1. Your research article describing this work is due in just over one week. This assignment is due by 11:00 a.m. on the day you have lab. Please turn in your research article electronically by uploading it to the Stellar website that is associated with our class. It is important that you name your file according to this convention: Firstinitial_Lastname_LabSection_assignment.doc, for example: B_Obama_TR_ResArt.doc There will be a 1/3 letter grade penalty for each day (24 hour period) late. If you are submitting your assignment after the due date, it must be emailed to nlerner, lsutliff, nkuldell and astachow AT mit DOT edu.
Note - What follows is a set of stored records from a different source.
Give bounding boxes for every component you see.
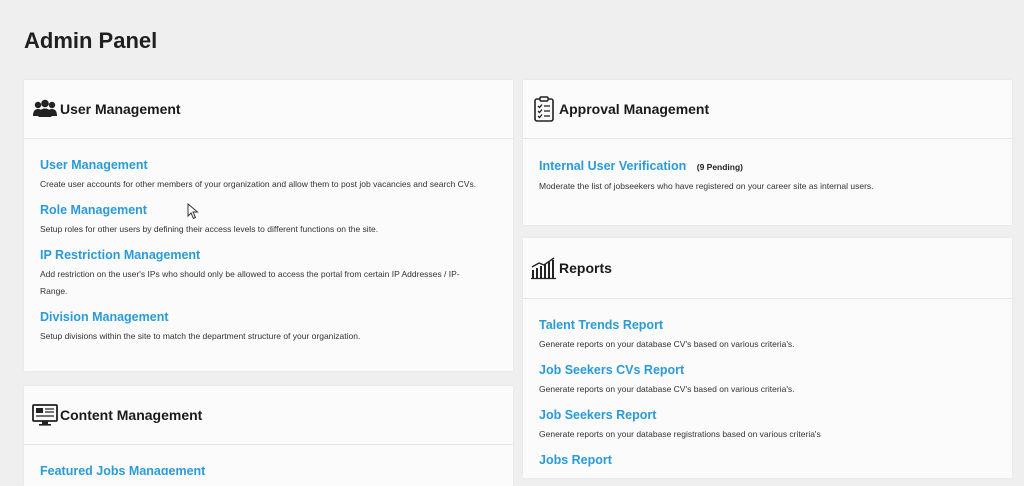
panel-body: User Management Create user accounts for… [24, 139, 513, 345]
item-description: Create user accounts for other members o… [40, 179, 477, 189]
clipboard-checklist-icon [531, 96, 557, 122]
users-icon [32, 96, 58, 122]
user-management-panel: User Management User Management Create u… [24, 80, 513, 371]
item-description: Setup divisions within the site to match… [40, 331, 361, 341]
item-description: Generate reports on your database CV's b… [539, 384, 795, 394]
panel-title: Content Management [60, 407, 203, 423]
panel-title: User Management [60, 101, 181, 117]
item-description: Add restriction on the user's IPs who sh… [40, 269, 460, 296]
item-description: Generate reports on your database CV's b… [539, 339, 795, 349]
division-management-link[interactable]: Division Management [40, 309, 497, 325]
featured-jobs-management-link[interactable]: Featured Jobs Management [40, 463, 497, 475]
user-management-link[interactable]: User Management [40, 157, 497, 173]
job-seekers-cvs-report-link[interactable]: Job Seekers CVs Report [539, 362, 996, 378]
ip-restriction-management-link[interactable]: IP Restriction Management [40, 247, 497, 263]
talent-trends-report-link[interactable]: Talent Trends Report [539, 317, 996, 333]
panel-header: Reports [523, 238, 1012, 299]
pending-badge: (9 Pending) [696, 162, 744, 172]
role-management-link[interactable]: Role Management [40, 202, 497, 218]
jobs-report-link[interactable]: Jobs Report [539, 452, 996, 468]
panel-body: Internal User Verification (9 Pending) M… [523, 139, 1012, 195]
panel-header: Content Management [24, 386, 513, 445]
page-title: Admin Panel [24, 28, 158, 53]
panel-body: Talent Trends Report Generate reports on… [523, 299, 1012, 468]
mouse-cursor-icon [187, 202, 199, 225]
job-seekers-report-link[interactable]: Job Seekers Report [539, 407, 996, 423]
item-description: Generate reports on your database regist… [539, 429, 821, 439]
panel-title: Approval Management [559, 101, 710, 117]
panel-title: Reports [559, 260, 612, 276]
content-management-panel: Content Management Featured Jobs Managem… [24, 386, 513, 486]
bar-chart-icon [531, 255, 557, 281]
item-description: Setup roles for other users by defining … [40, 224, 379, 234]
panel-body: Featured Jobs Management [24, 445, 513, 479]
panel-header: Approval Management [523, 80, 1012, 139]
monitor-icon [32, 402, 58, 428]
internal-user-verification-link[interactable]: Internal User Verification [539, 159, 686, 173]
reports-panel: Reports Talent Trends Report Generate re… [523, 238, 1012, 478]
approval-management-panel: Approval Management Internal User Verifi… [523, 80, 1012, 225]
panel-header: User Management [24, 80, 513, 139]
item-description: Moderate the list of jobseekers who have… [539, 181, 874, 191]
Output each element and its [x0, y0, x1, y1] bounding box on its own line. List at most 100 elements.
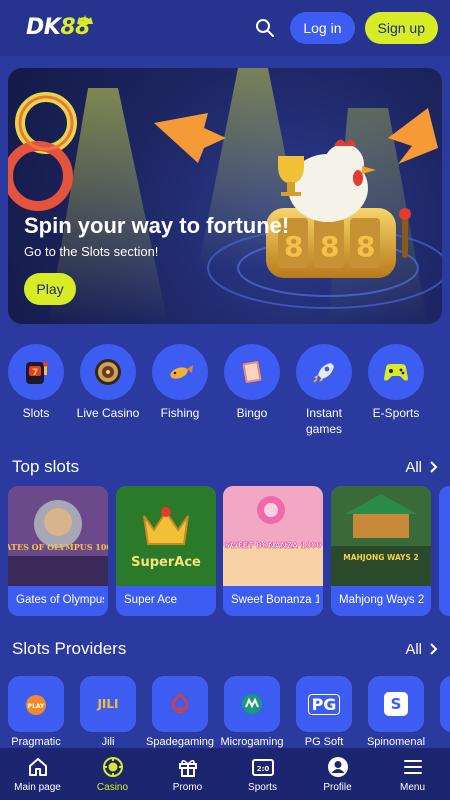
- top-slots-carousel[interactable]: GATES OF OLYMPUS 1000 Gates of Olympus 1…: [8, 486, 450, 618]
- game-thumbnail: SuperAce: [116, 486, 216, 586]
- banner-title: Spin your way to fortune!: [24, 213, 290, 238]
- nav-label: Main page: [14, 782, 61, 793]
- provider-card[interactable]: JILI Jili: [73, 676, 143, 748]
- gamepad-icon: [368, 344, 424, 400]
- login-button[interactable]: Log in: [290, 12, 355, 44]
- nav-menu[interactable]: Menu: [375, 748, 450, 800]
- svg-text:8: 8: [320, 230, 339, 263]
- game-name: Super Ace: [124, 594, 178, 606]
- menu-icon: [401, 755, 425, 779]
- nav-label: Profile: [323, 782, 352, 793]
- casino-chip-icon: [101, 755, 125, 779]
- category-fishing[interactable]: Fishing: [144, 344, 216, 421]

2. Some of you will also be busy preparing a Journal Club presentation for next time. The slides for your presentation should be uploaded to the Stellar website that is associated with our class. The presentation order will be determined by the order that your finished slides are uploaded.

Reagents list

• TBS-T Tris-Buffered Saline + Tween
• monoclonal anti-HA from Abcam, raised in mouse cells
• polyclonal antimouse-AP from BioRad, raised in goat
• BioRad AP detection reagents
  • 1 ml 25x detection stock + 24 ml H2O with 0.25 ml solnA and 0.25 ml solnB.